One of the most impressive wines served at this lunch (see my tasting notes on all of the wines we were served in Bordeaux) was the latest vintage of an old favourite, Sigalas Assyrtiko 2009 Santorini. We were served it alongside Boutari, Kallisti Assyrtiko 2007 Santorini and I must say that I found the younger wine much purer and more exciting. The Boutari wine seemed sweeter and rounder. It was 'pleasant' but had none of the razor-sharp minerals and citrus of the 2009 hand-crafted by ex-mathematician Paris Sigalas into this really delicate but assertive 13.5% bone-dry wine.

Anyone who has visited the volcanic island of Santorini will have been struck by the extraordinary vine 'training' here whereby the vines creep along the ground in low basket shapes to withstand the winds (as shown here chez neighbour Hatzidikis).
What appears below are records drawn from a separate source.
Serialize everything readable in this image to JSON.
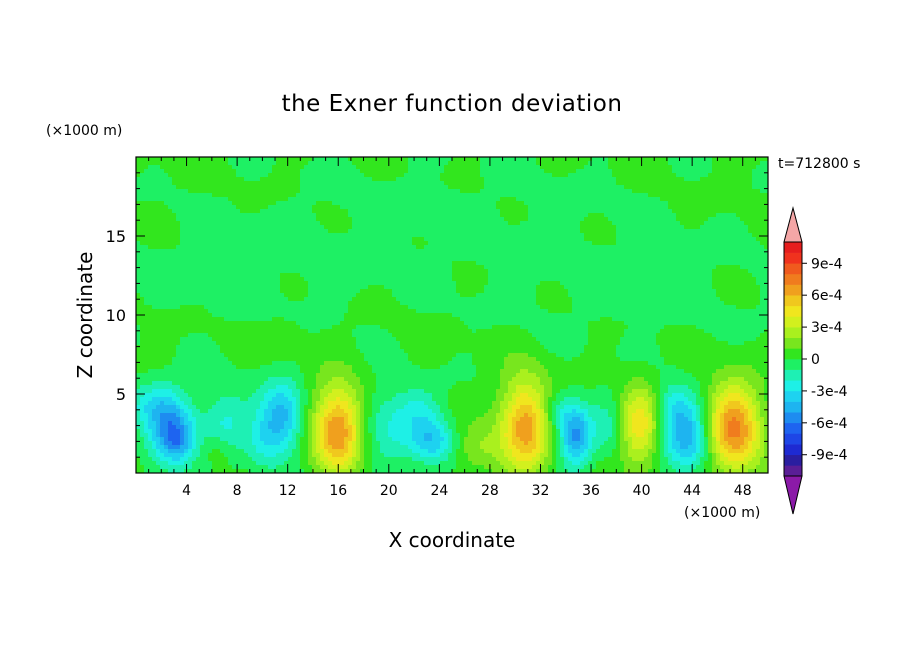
{
  "chart_data": {
    "type": "heatmap",
    "title": "the Exner function deviation",
    "xlabel": "X coordinate",
    "ylabel": "Z coordinate",
    "x_unit": "(×1000 m)",
    "y_unit": "(×1000 m)",
    "time_label": "t=712800 s",
    "xlim": [
      0,
      50
    ],
    "ylim": [
      0,
      20
    ],
    "x_ticks": [
      4,
      8,
      12,
      16,
      20,
      24,
      28,
      32,
      36,
      40,
      44,
      48
    ],
    "y_ticks": [
      5,
      10,
      15
    ],
    "grid": false,
    "colorbar": {
      "placement": "right",
      "tick_labels": [
        "9e-4",
        "6e-4",
        "3e-4",
        "0",
        "-3e-4",
        "-6e-4",
        "-9e-4"
      ],
      "tick_values": [
        0.0009,
        0.0006,
        0.0003,
        0,
        -0.0003,
        -0.0006,
        -0.0009
      ],
      "levels": [
        -0.0011,
        -0.001,
        -0.0009,
        -0.0008,
        -0.0007,
        -0.0006,
        -0.0005,
        -0.0004,
        -0.0003,
        -0.0002,
        -0.0001,
        0,
        0.0001,
        0.0002,
        0.0003,
        0.0004,
        0.0005,
        0.0006,
        0.0007,
        0.0008,
        0.0009,
        0.001,
        0.0011
      ],
      "colors": [
        "#5a1e96",
        "#2a1ea0",
        "#1e2ad2",
        "#1e46e6",
        "#1e64f0",
        "#1e8cf0",
        "#1eb4f0",
        "#1ed2f0",
        "#1ef0e6",
        "#1ef0b4",
        "#1ef064",
        "#32e61e",
        "#78e61e",
        "#aaf01e",
        "#d2f01e",
        "#f0e61e",
        "#f0c81e",
        "#f0a01e",
        "#f07c1e",
        "#f05a1e",
        "#f0321e",
        "#e61e1e"
      ],
      "under_color": "#8b1aa8",
      "over_color": "#f4a6a6"
    },
    "field": {
      "background": 2e-05,
      "features": [
        {
          "x": 2.8,
          "z": 2.6,
          "sx": 1.3,
          "sz": 1.6,
          "amp": -0.00055
        },
        {
          "x": 3.4,
          "z": 2.0,
          "sx": 0.7,
          "sz": 0.8,
          "amp": -0.00015
        },
        {
          "x": 1.0,
          "z": 4.5,
          "sx": 1.5,
          "sz": 1.0,
          "amp": -0.0002
        },
        {
          "x": 7.0,
          "z": 3.0,
          "sx": 1.3,
          "sz": 1.6,
          "amp": -0.00025
        },
        {
          "x": 6.5,
          "z": 1.5,
          "sx": 1.0,
          "sz": 0.8,
          "amp": 0.00016
        },
        {
          "x": 11.5,
          "z": 3.6,
          "sx": 1.2,
          "sz": 1.5,
          "amp": -0.00048
        },
        {
          "x": 10.0,
          "z": 2.0,
          "sx": 1.0,
          "sz": 1.2,
          "amp": -0.00018
        },
        {
          "x": 16.0,
          "z": 2.8,
          "sx": 1.4,
          "sz": 1.9,
          "amp": 0.00072
        },
        {
          "x": 20.0,
          "z": 3.0,
          "sx": 2.0,
          "sz": 1.8,
          "amp": -0.00022
        },
        {
          "x": 23.5,
          "z": 2.0,
          "sx": 1.2,
          "sz": 1.0,
          "amp": -0.00035
        },
        {
          "x": 22.5,
          "z": 4.0,
          "sx": 1.2,
          "sz": 1.0,
          "amp": -0.00015
        },
        {
          "x": 27.0,
          "z": 1.5,
          "sx": 1.3,
          "sz": 1.0,
          "amp": 0.00018
        },
        {
          "x": 30.8,
          "z": 3.0,
          "sx": 1.4,
          "sz": 2.1,
          "amp": 0.00065
        },
        {
          "x": 34.8,
          "z": 2.2,
          "sx": 0.9,
          "sz": 1.3,
          "amp": -0.00052
        },
        {
          "x": 33.5,
          "z": 3.8,
          "sx": 1.1,
          "sz": 1.0,
          "amp": -0.0002
        },
        {
          "x": 37.5,
          "z": 3.0,
          "sx": 1.0,
          "sz": 1.5,
          "amp": -0.00015
        },
        {
          "x": 39.8,
          "z": 2.9,
          "sx": 1.1,
          "sz": 1.8,
          "amp": 0.00045
        },
        {
          "x": 43.6,
          "z": 2.3,
          "sx": 1.3,
          "sz": 1.5,
          "amp": -0.0005
        },
        {
          "x": 42.5,
          "z": 4.2,
          "sx": 1.0,
          "sz": 1.0,
          "amp": -0.0002
        },
        {
          "x": 47.3,
          "z": 2.8,
          "sx": 1.5,
          "sz": 2.0,
          "amp": 0.0007
        },
        {
          "x": 11.5,
          "z": 8.5,
          "sx": 1.2,
          "sz": 0.8,
          "amp": 0.0001
        },
        {
          "x": 25.0,
          "z": 16.0,
          "sx": 12.0,
          "sz": 3.0,
          "amp": -5e-05
        },
        {
          "x": 8.0,
          "z": 12.5,
          "sx": 8.0,
          "sz": 2.5,
          "amp": -5e-05
        },
        {
          "x": 40.0,
          "z": 11.5,
          "sx": 8.0,
          "sz": 2.5,
          "amp": -5e-05
        }
      ]
    }
  }
}
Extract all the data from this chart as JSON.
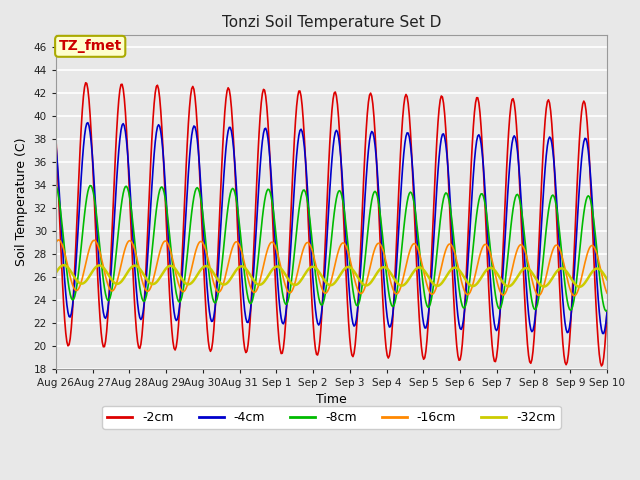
{
  "title": "Tonzi Soil Temperature Set D",
  "xlabel": "Time",
  "ylabel": "Soil Temperature (C)",
  "ylim": [
    18,
    47
  ],
  "yticks": [
    18,
    20,
    22,
    24,
    26,
    28,
    30,
    32,
    34,
    36,
    38,
    40,
    42,
    44,
    46
  ],
  "date_labels": [
    "Aug 26",
    "Aug 27",
    "Aug 28",
    "Aug 29",
    "Aug 30",
    "Aug 31",
    "Sep 1",
    "Sep 2",
    "Sep 3",
    "Sep 4",
    "Sep 5",
    "Sep 6",
    "Sep 7",
    "Sep 8",
    "Sep 9",
    "Sep 10"
  ],
  "annotation_text": "TZ_fmet",
  "annotation_color": "#cc0000",
  "annotation_bg": "#ffffcc",
  "annotation_border": "#aaaa00",
  "legend_entries": [
    "-2cm",
    "-4cm",
    "-8cm",
    "-16cm",
    "-32cm"
  ],
  "line_colors": [
    "#dd0000",
    "#0000cc",
    "#00bb00",
    "#ff8800",
    "#cccc00"
  ],
  "line_widths": [
    1.2,
    1.2,
    1.2,
    1.2,
    1.8
  ],
  "plot_bg_color": "#e8e8e8",
  "fig_bg_color": "#e8e8e8",
  "grid_color": "#ffffff",
  "n_days": 15.5,
  "n_points": 500,
  "amp_2cm": 11.5,
  "amp_4cm": 8.5,
  "amp_8cm": 5.0,
  "amp_16cm": 2.2,
  "amp_32cm": 0.8,
  "mean_2cm": 31.5,
  "mean_4cm": 31.0,
  "mean_8cm": 29.0,
  "mean_16cm": 27.0,
  "mean_32cm": 26.2,
  "trend_2cm": -1.8,
  "trend_4cm": -1.5,
  "trend_8cm": -1.0,
  "trend_16cm": -0.5,
  "trend_32cm": -0.3,
  "phase_lag_4cm": 1.0,
  "phase_lag_8cm": 3.0,
  "phase_lag_16cm": 5.5,
  "phase_lag_32cm": 9.0
}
It is not surprising that fine wines made here taste intensely of the volcanic rocky soil. This delicate wine, crammed with extract in the way of a fine German 2009 Riesling (on which we will be publishing hundreds of tasting notes tomorrow), would make a great aperitif but was also delicious with the mezze that formed our first course. That smoked aubergine puree, baba gaboush, seemed a particularly fine match.

Fortunately this delicious dry white is relatively easy to find in the US (and in Germany) but unfortunately for us Brits does not seem to be available in the UK at the moment. The traditional UK importer Vickbar Wines reports, 'The combination of Santorini ex cellars (Greek winemakers act as if there is no crisis and there is nothing that a bit of price inflation won't solve) and current Euro/£ would result in a retail price of around £16 (at the current VAT rate) for a bottle and that before any age. A bit venturesome, I thought. However, if you think it's a snip at the price, let me know and the pallets can tumble in.' And Berry Bros, who have sold it in the past, are not currently offering the 2009 either. Shame!

I'm not sure it is quite worth £16 a bottle but I would happily pay, say, £12 for it.